After an eight-month entertaining hiatus, we've gone crazy. A mere week after Clotilde's visit pushed us, blinking after a long slumber, into the sunlight of dinner parties, we had a second feast. We cautioned our friends that it was a casual night: appetizer, opener, main, cheese, and dessert. We even encouraged them to bring wine to share; they went overboard with generosity.
Five courses may not sound like a casual night, but it's easy. Buy the charcuterie for the appetizer platter, serve the cheese on a cheese board, and make a lot of the food in advance.
The Food
Appetizer: Fatted Calf mortadella and rabbit rillettes, olives, fried lemon slices, and duck ham.
The homemade duck ham and olives were already in the refrigerator, so all I had to do to finish was fry the thin lemon slices, which I dredged in flour and buttermilk to emulate a Zuni favorite.
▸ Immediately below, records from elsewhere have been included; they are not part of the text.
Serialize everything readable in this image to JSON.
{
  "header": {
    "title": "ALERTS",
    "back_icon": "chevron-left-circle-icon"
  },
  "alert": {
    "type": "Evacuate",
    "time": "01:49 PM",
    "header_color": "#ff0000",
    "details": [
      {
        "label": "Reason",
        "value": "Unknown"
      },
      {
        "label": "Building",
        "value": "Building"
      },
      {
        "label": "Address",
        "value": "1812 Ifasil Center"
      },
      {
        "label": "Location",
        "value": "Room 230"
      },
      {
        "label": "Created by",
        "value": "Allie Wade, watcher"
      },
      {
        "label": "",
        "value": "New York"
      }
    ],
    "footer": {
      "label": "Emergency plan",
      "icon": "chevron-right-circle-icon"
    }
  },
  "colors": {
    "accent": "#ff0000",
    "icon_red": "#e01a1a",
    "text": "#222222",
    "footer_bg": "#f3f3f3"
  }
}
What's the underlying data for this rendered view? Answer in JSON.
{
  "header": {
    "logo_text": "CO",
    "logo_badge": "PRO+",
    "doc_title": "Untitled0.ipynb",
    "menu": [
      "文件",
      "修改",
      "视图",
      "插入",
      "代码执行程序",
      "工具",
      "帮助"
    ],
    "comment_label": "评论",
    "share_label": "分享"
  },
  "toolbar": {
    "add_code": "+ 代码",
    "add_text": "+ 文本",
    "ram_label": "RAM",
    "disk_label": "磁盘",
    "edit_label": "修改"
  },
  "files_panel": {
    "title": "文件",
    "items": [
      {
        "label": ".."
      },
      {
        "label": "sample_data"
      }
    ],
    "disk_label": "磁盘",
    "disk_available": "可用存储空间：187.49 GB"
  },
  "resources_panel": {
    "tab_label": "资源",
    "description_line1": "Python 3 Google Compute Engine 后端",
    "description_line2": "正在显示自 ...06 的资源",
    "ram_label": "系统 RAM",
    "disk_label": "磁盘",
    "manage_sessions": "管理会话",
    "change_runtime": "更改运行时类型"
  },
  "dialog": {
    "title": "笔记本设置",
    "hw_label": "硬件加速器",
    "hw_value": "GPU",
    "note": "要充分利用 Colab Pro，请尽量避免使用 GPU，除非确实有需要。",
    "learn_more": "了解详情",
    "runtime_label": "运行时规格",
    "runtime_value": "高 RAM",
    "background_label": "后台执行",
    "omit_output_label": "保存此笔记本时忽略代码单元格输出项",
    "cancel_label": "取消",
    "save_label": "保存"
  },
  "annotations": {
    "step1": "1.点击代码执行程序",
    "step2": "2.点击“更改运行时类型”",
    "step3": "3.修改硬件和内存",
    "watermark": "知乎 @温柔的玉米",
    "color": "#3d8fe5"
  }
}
Opener: Greens with pitted cherries, red wine vinaigrette, salt-roasted almonds, and warm goat cheese
This salad derailed me a bit; it took a while to get it out to the table, despite my well-prepared list of to-do items. I would have let everyone serve themselves from a big bowl, but the small rounds of warm goat cheese forced me to plate in the kitchen.
Main: Duck confit with asparagus, roasted potatoes, and roasted onions.
"Duck confit is the ultimate fast food," says Jeremiah Tower in Jeremiah Tower Cooks. Once it's made, you need only reheat it after you pull it from the fat.
Cheese: Beemster, Brie, Gabietou
When we got to the front of the line at the Cheese Board, I said to the cheesemonger, "What are you interested in right now?" I never would have thought to pick a Brie, but he reminded me how good they can be. Ours was from Le Chatelain, whom I normally think of as a Camembert producer. The Beemster is a Dutch cheese with the color of Mimolette, the grittiness of Parmiggiano, and the consistency of Cheddar. The Gabietou was a flavorful Spanish cheese made from a mix of sheep and cow milks.
Dessert: Hot fudge sundaes, with chocolate chip and roasted banana ice creams.
Melissa suggested ice cream, and I extrapolated to hot fudge sundaes. The hot fudge sauce in The Perfect Scoop rocks. I also like David's idea to use stracciatella, an Italian technique where you get "chips" by drizzling melted chocolate in a thin stream into the ice cream as the machine finishes churning it. No more handmade chocolate chips for me.